Firstly, there has to be a practical limit to the number of positive-sum games out there that I can enjoy in my lifetime. So the infinitess of dimensions is irrelevant.
I agree with the trivial observation that comparisons across peer groups is pretty meaningless. Of course I do not compare my standing to that of a mime artist, hedge fund manager or body-builder, but that is because I am not competing with them. Neither am I competing with my friends. Status comparison is a function of competition. And whilst struggling artists do not compete with accountants, they compete with each other. And even if they don’t use income to measure relative success in that game, they will use something else that serves the purpose of ranking their outcomes in that game. That metric (e.g. auditions) will be the focus of their attention and will determine their happiness relative to others in the same game.
One could even argue that if you’ve left the income game to join the Trekkies, then quoting lines of Star Trek is even more important than money so it could even make you more unhappy remembering less lines, than making less money ever did. Of course, if your ambition as a Trekkie or other hobbyist is to enjoy an onanistic pleasure and not compete, then I concede, you may be happier doing that than losing in the money game.
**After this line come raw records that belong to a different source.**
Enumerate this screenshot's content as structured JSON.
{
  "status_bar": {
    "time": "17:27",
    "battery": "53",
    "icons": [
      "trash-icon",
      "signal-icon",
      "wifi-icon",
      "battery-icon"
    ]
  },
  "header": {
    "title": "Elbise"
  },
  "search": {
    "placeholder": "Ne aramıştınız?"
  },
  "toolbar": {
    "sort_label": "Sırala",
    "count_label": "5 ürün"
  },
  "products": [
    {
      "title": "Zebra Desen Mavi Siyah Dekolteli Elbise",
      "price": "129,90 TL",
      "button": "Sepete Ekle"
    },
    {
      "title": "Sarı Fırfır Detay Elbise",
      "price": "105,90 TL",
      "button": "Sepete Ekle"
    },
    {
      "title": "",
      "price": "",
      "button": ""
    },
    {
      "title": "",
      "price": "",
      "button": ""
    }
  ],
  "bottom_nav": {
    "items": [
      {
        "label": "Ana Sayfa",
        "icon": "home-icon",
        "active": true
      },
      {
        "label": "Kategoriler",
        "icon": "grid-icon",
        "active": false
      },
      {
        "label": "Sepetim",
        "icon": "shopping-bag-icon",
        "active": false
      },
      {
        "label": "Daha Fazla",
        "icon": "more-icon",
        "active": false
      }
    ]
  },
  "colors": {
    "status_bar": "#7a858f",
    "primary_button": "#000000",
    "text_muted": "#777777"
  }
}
And on the origins of status,
We are not destined to want fancier cars, bigger houses, and more upscale outfits, nor are we helpless to feel diminished by those who out-consume us. We can opt out by opting in to competing narratives about the composition of a good life. And we do it all the time. We can, like Gauguin, quit law and family to paint naked natives in Tahiti. Or, better, we can move the family to a quieter place where houses are cheap and schools are good. (‘Is this heaven?’ ‘No, Iowa.’) If we are aggrieved by the rigours of the rat race, the answer is not the clumsy guidance of a paternal state. The answer is simply to stop being a rat
The first part of the opeing sentence says that there’s nothing in our nature that leads us to pursue consumption for the hell of it. I agree, more or less. But the second part says ‘losing to your rivals doesn’t hurt’. I don’t believe this for a second. Will’s view appears to suggest that if you get out before you lose (sorry ‘opt-out’), then you’ll be fine.
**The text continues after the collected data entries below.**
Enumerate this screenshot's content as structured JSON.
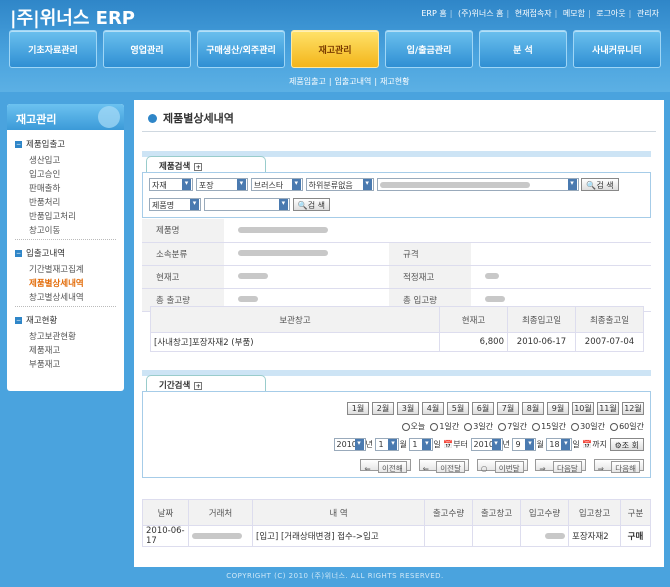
{
  "header": {
    "logo": "|주|위너스 ERP",
    "links": [
      "ERP 홈",
      "(주)위너스 홈",
      "현재접속자",
      "메모함",
      "로그아웃",
      "관리자"
    ]
  },
  "menu": [
    "기초자료관리",
    "영업관리",
    "구매생산/외주관리",
    "재고관리",
    "입/출금관리",
    "분 석",
    "사내커뮤니티"
  ],
  "submenu": [
    "제품입출고",
    "입출고내역",
    "재고현황"
  ],
  "sidebar": {
    "title": "재고관리",
    "groups": [
      {
        "label": "제품입출고",
        "items": [
          "생산입고",
          "입고승인",
          "판매출하",
          "반품처리",
          "반품입고처리",
          "창고이동"
        ]
      },
      {
        "label": "입출고내역",
        "items": [
          "기간별재고집계",
          "제품별상세내역",
          "창고별상세내역"
        ]
      },
      {
        "label": "재고현황",
        "items": [
          "창고보관현황",
          "제품재고",
          "부품재고"
        ]
      }
    ]
  },
  "page": {
    "title": "제품별상세내역"
  },
  "search": {
    "tab": "제품검색",
    "sel1": "자재",
    "sel2": "포장",
    "sel3": "브러스타",
    "sel4": "하위분류없음",
    "search_btn": "검 색",
    "sel5": "제품명",
    "search_btn2": "검 색"
  },
  "info": {
    "l_name": "제품명",
    "l_cat": "소속분류",
    "l_spec": "규격",
    "l_stock": "현재고",
    "l_proper": "적정재고",
    "l_out": "총 출고량",
    "l_in": "총 입고량"
  },
  "storage": {
    "headers": [
      "보관창고",
      "현재고",
      "최종입고일",
      "최종출고일"
    ],
    "row": [
      "[사내창고]포장자재2 (부품)",
      "6,800",
      "2010-06-17",
      "2007-07-04"
    ]
  },
  "period": {
    "tab": "기간검색",
    "months": [
      "1월",
      "2월",
      "3월",
      "4월",
      "5월",
      "6월",
      "7월",
      "8월",
      "9월",
      "10월",
      "11월",
      "12월"
    ],
    "radios": [
      "오늘",
      "1일간",
      "3일간",
      "7일간",
      "15일간",
      "30일간",
      "60일간"
    ],
    "from_y": "2010",
    "from_m": "1",
    "from_d": "1",
    "to_y": "2010",
    "to_m": "9",
    "to_d": "18",
    "u_year": "년",
    "u_month": "월",
    "u_day": "일",
    "u_from": "부터",
    "u_to": "까지",
    "query": "조 회",
    "nav": [
      "이전해",
      "이전달",
      "이번달",
      "다음달",
      "다음해"
    ]
  },
  "history": {
    "headers": [
      "날짜",
      "거래처",
      "내 역",
      "출고수량",
      "출고창고",
      "입고수량",
      "입고창고",
      "구분"
    ],
    "row": [
      "2010-06-17",
      "[입고] [거래상태변경] 접수->입고",
      "포장자재2",
      "구매"
    ]
  },
  "footer": "COPYRIGHT (C) 2010 (주)위너스. ALL RIGHTS RESERVED."
}
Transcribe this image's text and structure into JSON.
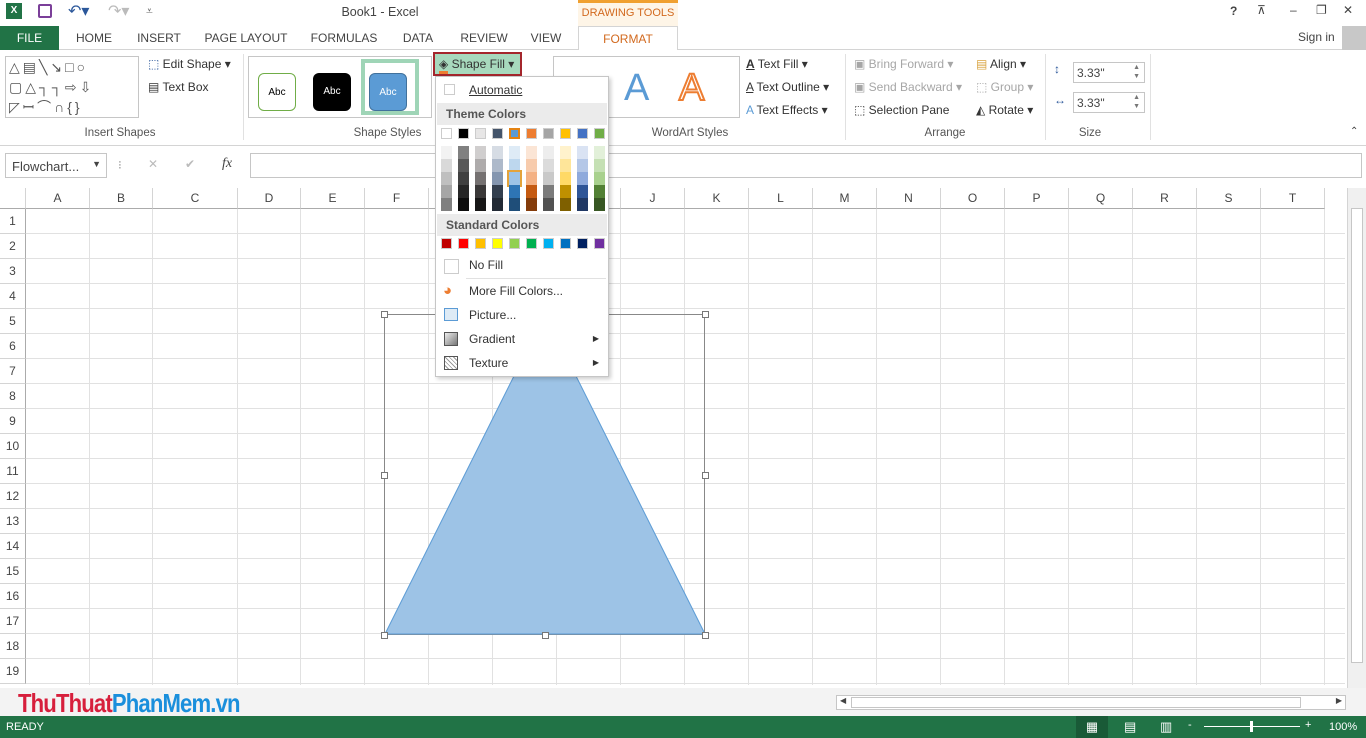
{
  "window": {
    "title": "Book1 - Excel",
    "context_tab": "DRAWING TOOLS",
    "sign_in": "Sign in",
    "help": "?",
    "minimize": "–",
    "restore": "❐",
    "close": "✕"
  },
  "tabs": [
    "FILE",
    "HOME",
    "INSERT",
    "PAGE LAYOUT",
    "FORMULAS",
    "DATA",
    "REVIEW",
    "VIEW",
    "FORMAT"
  ],
  "ribbon": {
    "insert_shapes": {
      "label": "Insert Shapes",
      "edit_shape": "Edit Shape",
      "text_box": "Text Box"
    },
    "shape_styles": {
      "label": "Shape Styles",
      "sample": "Abc",
      "shape_fill": "Shape Fill"
    },
    "wordart": {
      "label": "WordArt Styles",
      "sample": "A",
      "text_fill": "Text Fill",
      "text_outline": "Text Outline",
      "text_effects": "Text Effects"
    },
    "arrange": {
      "label": "Arrange",
      "bring_forward": "Bring Forward",
      "send_backward": "Send Backward",
      "selection_pane": "Selection Pane",
      "align": "Align",
      "group": "Group",
      "rotate": "Rotate"
    },
    "size": {
      "label": "Size",
      "height": "3.33\"",
      "width": "3.33\""
    }
  },
  "formula_bar": {
    "name_box": "Flowchart...",
    "fx": "fx",
    "value": ""
  },
  "columns": [
    "A",
    "B",
    "C",
    "D",
    "E",
    "F",
    "G",
    "H",
    "I",
    "J",
    "K",
    "L",
    "M",
    "N",
    "O",
    "P",
    "Q",
    "R",
    "S",
    "T"
  ],
  "rows": [
    1,
    2,
    3,
    4,
    5,
    6,
    7,
    8,
    9,
    10,
    11,
    12,
    13,
    14,
    15,
    16,
    17,
    18,
    19
  ],
  "fill_menu": {
    "automatic": "Automatic",
    "theme_header": "Theme Colors",
    "standard_header": "Standard Colors",
    "no_fill": "No Fill",
    "more": "More Fill Colors...",
    "picture": "Picture...",
    "gradient": "Gradient",
    "texture": "Texture",
    "theme": [
      "#ffffff",
      "#000000",
      "#e7e6e6",
      "#44546a",
      "#5b9bd5",
      "#ed7d31",
      "#a5a5a5",
      "#ffc000",
      "#4472c4",
      "#70ad47"
    ],
    "shades": [
      [
        "#f2f2f2",
        "#d9d9d9",
        "#bfbfbf",
        "#a6a6a6",
        "#808080"
      ],
      [
        "#808080",
        "#595959",
        "#404040",
        "#262626",
        "#0d0d0d"
      ],
      [
        "#d0cece",
        "#aeabab",
        "#757171",
        "#3a3838",
        "#171616"
      ],
      [
        "#d6dce4",
        "#adb9ca",
        "#8496b0",
        "#333f4f",
        "#222a35"
      ],
      [
        "#deebf6",
        "#bdd7ee",
        "#9dc3e6",
        "#2e75b5",
        "#1f4e79"
      ],
      [
        "#fbe5d5",
        "#f7cbac",
        "#f4b183",
        "#c55a11",
        "#843c0b"
      ],
      [
        "#ededed",
        "#dbdbdb",
        "#c9c9c9",
        "#7b7b7b",
        "#525252"
      ],
      [
        "#fff2cc",
        "#fee599",
        "#ffd966",
        "#bf9000",
        "#7f6000"
      ],
      [
        "#dae3f3",
        "#b4c7e7",
        "#8faadc",
        "#2f5597",
        "#203864"
      ],
      [
        "#e2f0d9",
        "#c5e0b4",
        "#a9d18e",
        "#538135",
        "#385723"
      ]
    ],
    "standard": [
      "#c00000",
      "#ff0000",
      "#ffc000",
      "#ffff00",
      "#92d050",
      "#00b050",
      "#00b0f0",
      "#0070c0",
      "#002060",
      "#7030a0"
    ]
  },
  "shape": {
    "fill": "#9dc3e6",
    "stroke": "#5b9bd5"
  },
  "watermark": "ThuThuatPhanMem.vn",
  "status": {
    "ready": "READY",
    "zoom": "100%"
  },
  "colors": {
    "accent": "#217346",
    "format": "#d2691e"
  }
}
If you truly believe that when competition in one dimension simply becomes too much, you can cut your losses and leave (aka ‘losing’) then of course, there is no inevitably in pursuing status-driven consumption. Give up the chase and applaud the winners as you make your way to a new race. In reality, for most of us, giving up is not so easy. Exit costs are likely to be high; moving job for example may require a new set of preferences to be identified and satisfied (interestingly, that implies that the ‘original’ preferences may have been, in some sense, ‘wrong’, i.e. it may have been better for an all-knowing other to correct your orignal choice before you made yourself unhappy , but let’s not speak of the ‘P’ word here).
The driving force of evolution is relative success in a common currency (genetic fitness here). From that perspective, it’s unsurprising that in nearly all domains, we care about relative success. It is unescapable, no matter how many new games we move to.
Rather than go from game to game, and in each behaving like 100m sprinter, we should aim to be more like decathletes, spreading our pursuits across varying dimensions, all of which contribute to our happiness, and where winning in one, can’t really be compared to losing in another.